In Little Rock as in any part of Arkansas, using medical cannabis is prohibited in a school bus, on the grounds of any preschool or primary or secondary school, in any correctional facility, in any motor vehicle, in a private residence used at any time to provide licensed child care or other similar social service care on the premises and in any public place where an individual could reasonably be expected to be observed by others. Private residencies are not considered public, unless they are licensed to provide social or child care.

 

The Clean Indoor Act of 2006 prohibits the use of medical marijuana anywhere where smoking tobacco is prohibited.

 

Medical cannabis can now be delivered in Little Rock and many other places in Arkansas. Prescriptions may only be delivered to a qualified patient or designated caregiver, at a residence. Some dispensaries have instituted specific days of the week to deliver to certain places in Arkansas, whilst others require customers to have shopped at least once in-person at the dispensary in order to receive deliveries. These measures are in place to prevent the spread of COVID-19.

Medical Cannabis in Fayetteville, Hot Springs & Fort Smith

Hot Springs has one dispensary, and it has been selling a large amount of cannabis over the past month or so due to the COVID-19 pandemic.

 

The the two most well-known dispensaries operating in Fayettevile are Acanza Health Group and Purspirit Cannabis Co. Patients can also commute 30 minutes outside of Fayetteville to Bentonville, where their two dispensaries, The Source and The ReLeaf Center are also open. There are several other dispensaries in Fayetteville.

 

The most well-known dispensary in Fort Smith is Fort Cannabis Co. Just on the state line is an Oklahoma dispensary aptly named State Line Dispensary.

 

Arkansas doesn't have a huge number of dispensaries at the moment, but regardless of which city you are in, you can speak to a Leafwell physician online and qualify for medical cannabis in Arkansas.

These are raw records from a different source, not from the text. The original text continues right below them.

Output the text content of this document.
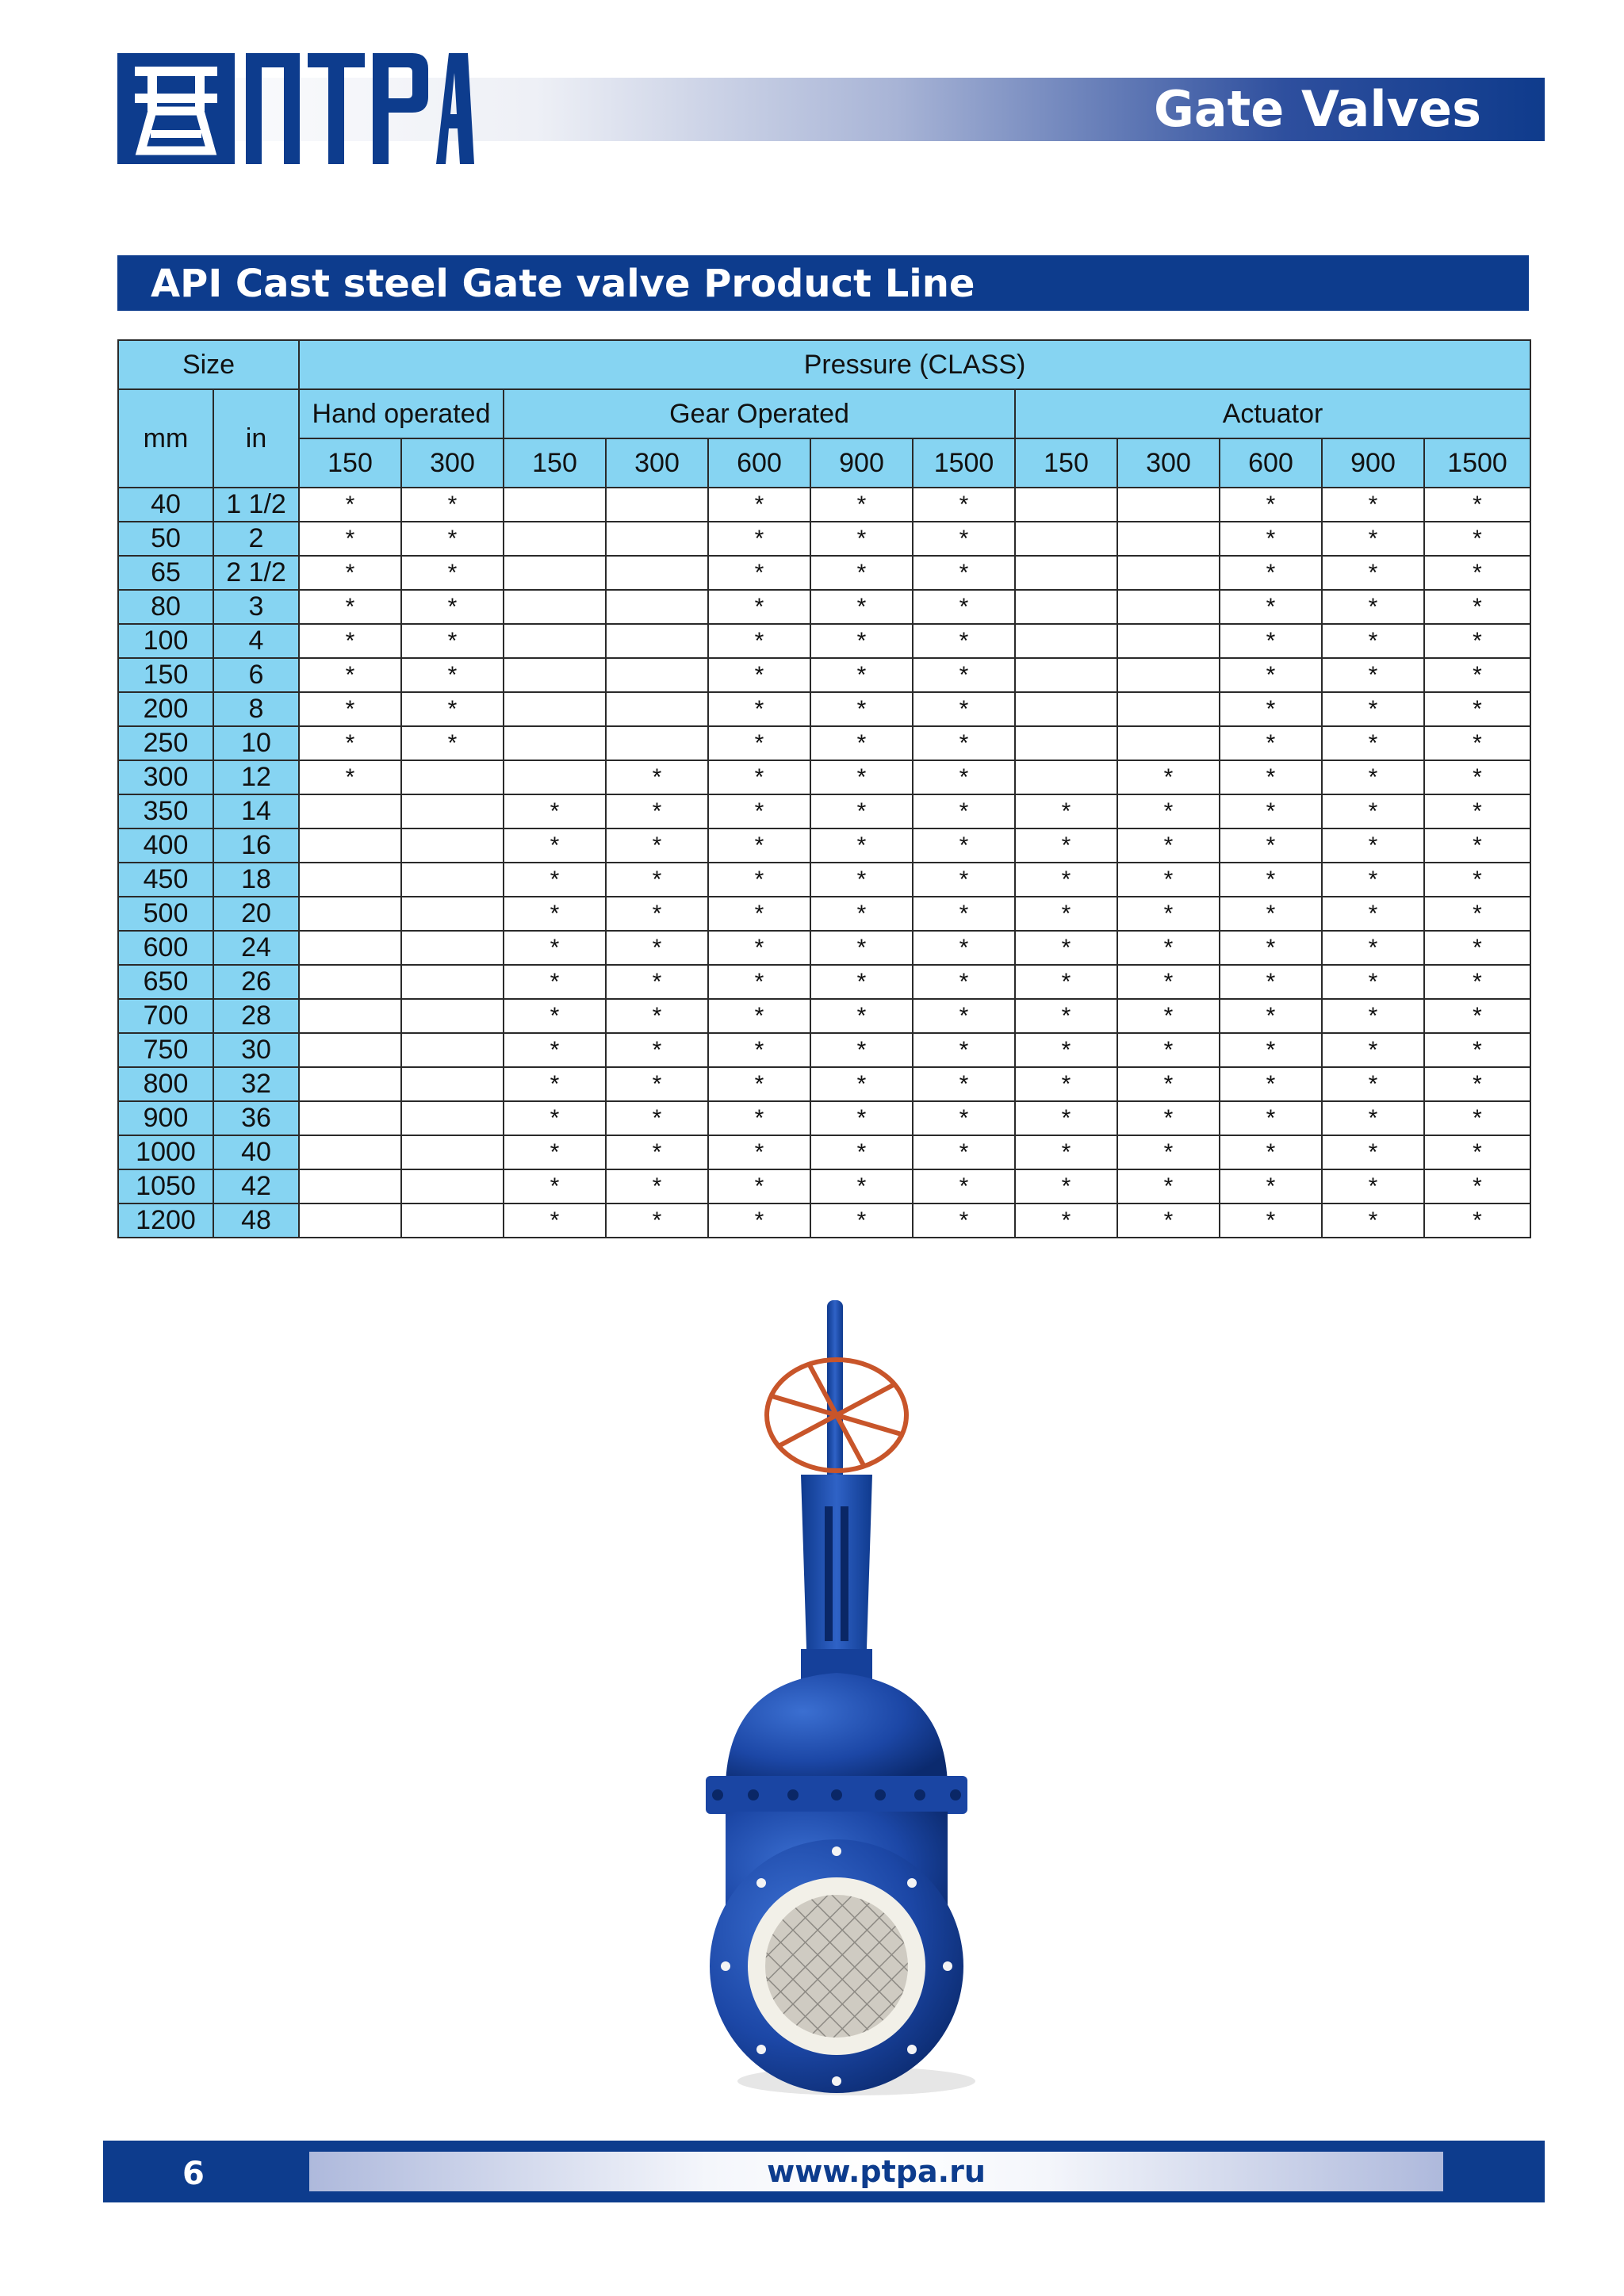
Gate Valves
API Cast steel Gate valve Product Line
Size		Pressure (CLASS)											
mm	in	Hand operated		Gear Operated					Actuator				
		150	300	150	300	600	900	1500	150	300	600	900	1500
40	1 1/2	*	*			*	*	*			*	*	*
50	2	*	*			*	*	*			*	*	*
65	2 1/2	*	*			*	*	*			*	*	*
80	3	*	*			*	*	*			*	*	*
100	4	*	*			*	*	*			*	*	*
150	6	*	*			*	*	*			*	*	*
200	8	*	*			*	*	*			*	*	*
250	10	*	*			*	*	*			*	*	*
300	12	*			*	*	*	*		*	*	*	*
350	14			*	*	*	*	*	*	*	*	*	*
400	16			*	*	*	*	*	*	*	*	*	*
450	18			*	*	*	*	*	*	*	*	*	*
500	20			*	*	*	*	*	*	*	*	*	*
600	24			*	*	*	*	*	*	*	*	*	*
650	26			*	*	*	*	*	*	*	*	*	*
700	28			*	*	*	*	*	*	*	*	*	*
750	30			*	*	*	*	*	*	*	*	*	*
800	32			*	*	*	*	*	*	*	*	*	*
900	36			*	*	*	*	*	*	*	*	*	*
1000	40			*	*	*	*	*	*	*	*	*	*
1050	42			*	*	*	*	*	*	*	*	*	*
1200	48			*	*	*	*	*	*	*	*	*	*
6	www.ptpa.ru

Popular Cannabis Varieties in Arkansas

Although there are some similarities between states, there are some states that prefer slightly different strains. This is often because many states have developed their own varieties, often ones suited to the environment they grow in. People often take great pride in their own state's strains!

 

Here's some of Arkansas' most popular cannabis strains:

 

  1. Commerce City Kush - Indica-dominant hybrid
  2. OG Kush - Hybrid
  3. Sour Diesel - Sativa-dominant hybrid
  4. Burkle - Indica-dominant hybrid
  5. Glass Slipper - Sativa-dominant hybrid
  6. Member Berry - Hybrid
  7. Mandarin Temple Kush - Sativa-dominant hybrid
  8. Cookies and Chem - Indica-dominant hybrid
  9. Scott's OG - Indica-dominant hybrid
  10. Sour Tangie - Sativa
  11. Strawberry Cough - Sativa
  12. Blue Dream - Sativa-dominant hybrid
  13. Pinespple Express - Hybrid
COVID-19 and Medical Marijuana Cards in Arkansas

"Telehealth is currently being allowed due to the COVID-19 pandemic. This means applicants for a medical marijuana registry card must still submit a complete written certification form from a physician licensed in Arkansas, a patient application, a copy of the applicant’s Arkansas driver’s license or ID and the $50 processing fee. Applications are currently being accepted online and through the mail.

 

Expiration dates for medical marijuana cards have been suspended until further notice. If your card expires during this COVID-19 emergency, you will not be issued a new card. Your current card will allow you to purchase medical marijuana at your local dispensary regardless of the expiration date on your card.  Renewal applications are still being processed for individuals who wish to go ahead and renew their cards. To renew you will need an updated physician written certification, patient application, copy of your Arkansas driver’s license or ID and $50 processing fee."